Publié le Par Maître Alexandre BLONDIEAU Vu 2 044 fois 0

Avec l’affaire « Weinstein », les hashtags #BalanceTonPorc en France et #MeToo aux Etats-Unis connaissent un large succès. Si l’on peut se féliciter de cette parole libérée des victimes, ces dernières doivent néanmoins veiller à ne pas commettre de diffamations publiques.

#BalanceTonPorc : gare à la diffamation publique!

Avec l’affaire « Weinstein », les hashtags #BalanceTonPorc en France et #MeToo aux Etats-Unis connaissent un large succès. Si l’on peut se féliciter de cette parole libérée des victimes, ces dernières doivent néanmoins veiller à ne pas commettre de diffamations publiques.

La diffamation publique suppose d’abord deux conditions : une identification de la personne visée et un propos qui porte atteinte à son honneur et à sa considération.

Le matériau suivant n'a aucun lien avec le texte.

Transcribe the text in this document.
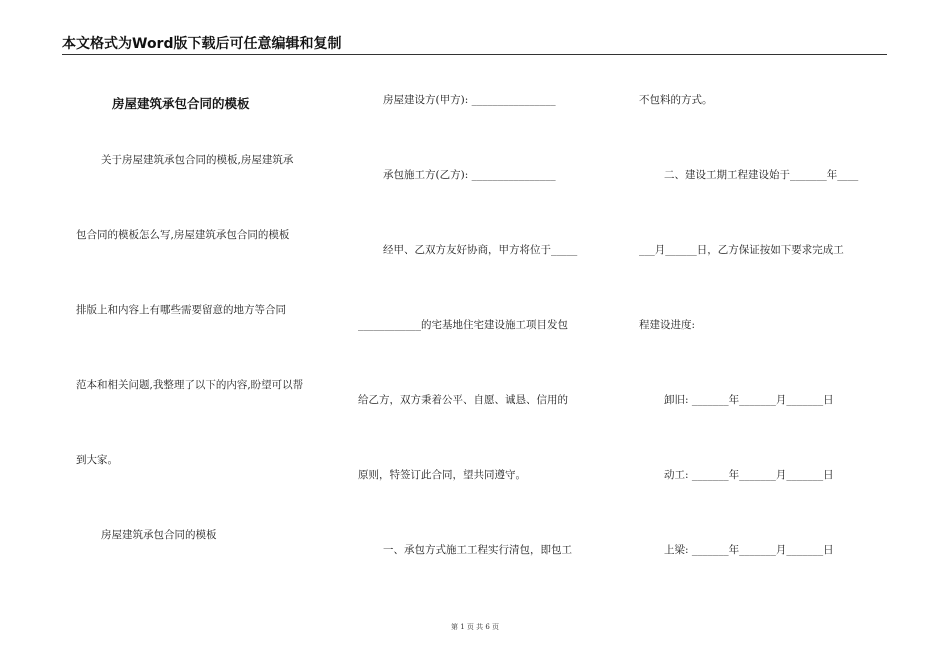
本文格式为Word版下载后可任意编辑和复制
房屋建筑承包合同的模板
关于房屋建筑承包合同的模板,房屋建筑承
包合同的模板怎么写,房屋建筑承包合同的模板
排版上和内容上有哪些需要留意的地方等合同
范本和相关问题,我整理了以下的内容,盼望可以帮
到大家。
房屋建筑承包合同的模板
房屋建设方(甲方): ________________
承包施工方(乙方): ________________
经甲、乙双方友好协商，甲方将位于_____
____________的宅基地住宅建设施工项目发包
给乙方，双方秉着公平、自愿、诚恳、信用的
原则，特签订此合同，望共同遵守。
一、承包方式施工工程实行清包，即包工
不包料的方式。
二、建设工期工程建设始于_______年____
___月______日，乙方保证按如下要求完成工
程建设进度:
卸旧: _______年_______月_______日
动工: _______年_______月_______日
上梁: _______年_______月_______日
第 1 页 共 6 页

La plupart des « post » publiés sur les réseaux sociaux ne citent pas directement le nom des auteurs des atteintes et agressions infligées par le passé. Cependant, un bon nombre de messages comporte des détails qui peuvent permettre l’identification de l’intéressé.

Cette identification, qui se fera grâce à un certain nombre d’éléments cités : une date, un lieu, une description physique, un métier etc… permettra à la personne visée d’agir en diffamation contre l’auteur du propos.

En effet, pour agir en justice sur le terrain de la diffamation publique, il suffira à celui qui se reconnaitrait dans un post sur Facebook ou Twitter, d’apporter la preuve que des proches l’ont reconnu : amis, membres de la famille, relations de travail, connaissances etc… qu’il fera attester par écrit.

Le propos doit encore porter atteinte à l’honneur et à la considération de cette personne.

Mais puisque les hashtags #BalanceTonPorc et #MeToo invitent à dénoncer les auteurs de délits ou de crimes : harcèlement, agression sexuelle, viol… cette condition sera nécessairement remplie. Car imputer la commission d’un délit à une personne porte nécessairement atteinte à son honneur selon les tribunaux dans la majorité des cas de figure.

Le propos doit encore porter sur des faits assez précis pour être qualifié de diffamation, sinon il peut constituer une injure publique, autre délit.

La personne visée par le message pourra agir en diffamation pendant un délai de trois mois à compter de la publication, tant par la voie civile (assignation), que pénale (plainte, citation directe).

Si l’auteur du message utilise un pseudonyme, il pourra déposer une plainte contre X pour faire identifier ce dernier. Pour se défendre, la personne en cause, réelle victime des agissements intolérables qu’elle dénonce le plus souvent, devra faire la preuve en justice de la vérité des faits ou au moins de sa bonne foi en apportant des éléments sérieux et en mettant en avant sa prudence dans l’expression (élément qui risque de faire défaut par nature…).

Ces preuves risquent d’être bien compliquées à rapporter, surtout des années après les faits. Mais sans cela, l’auteur du message risque fortement une condamnation pour diffamation publique de son ancien bourreau... La prudence est donc de mise avant de publier.

Ce mécanisme juridique permet également aux personnes qui seraient dénoncées à tort de défendre leur honneur.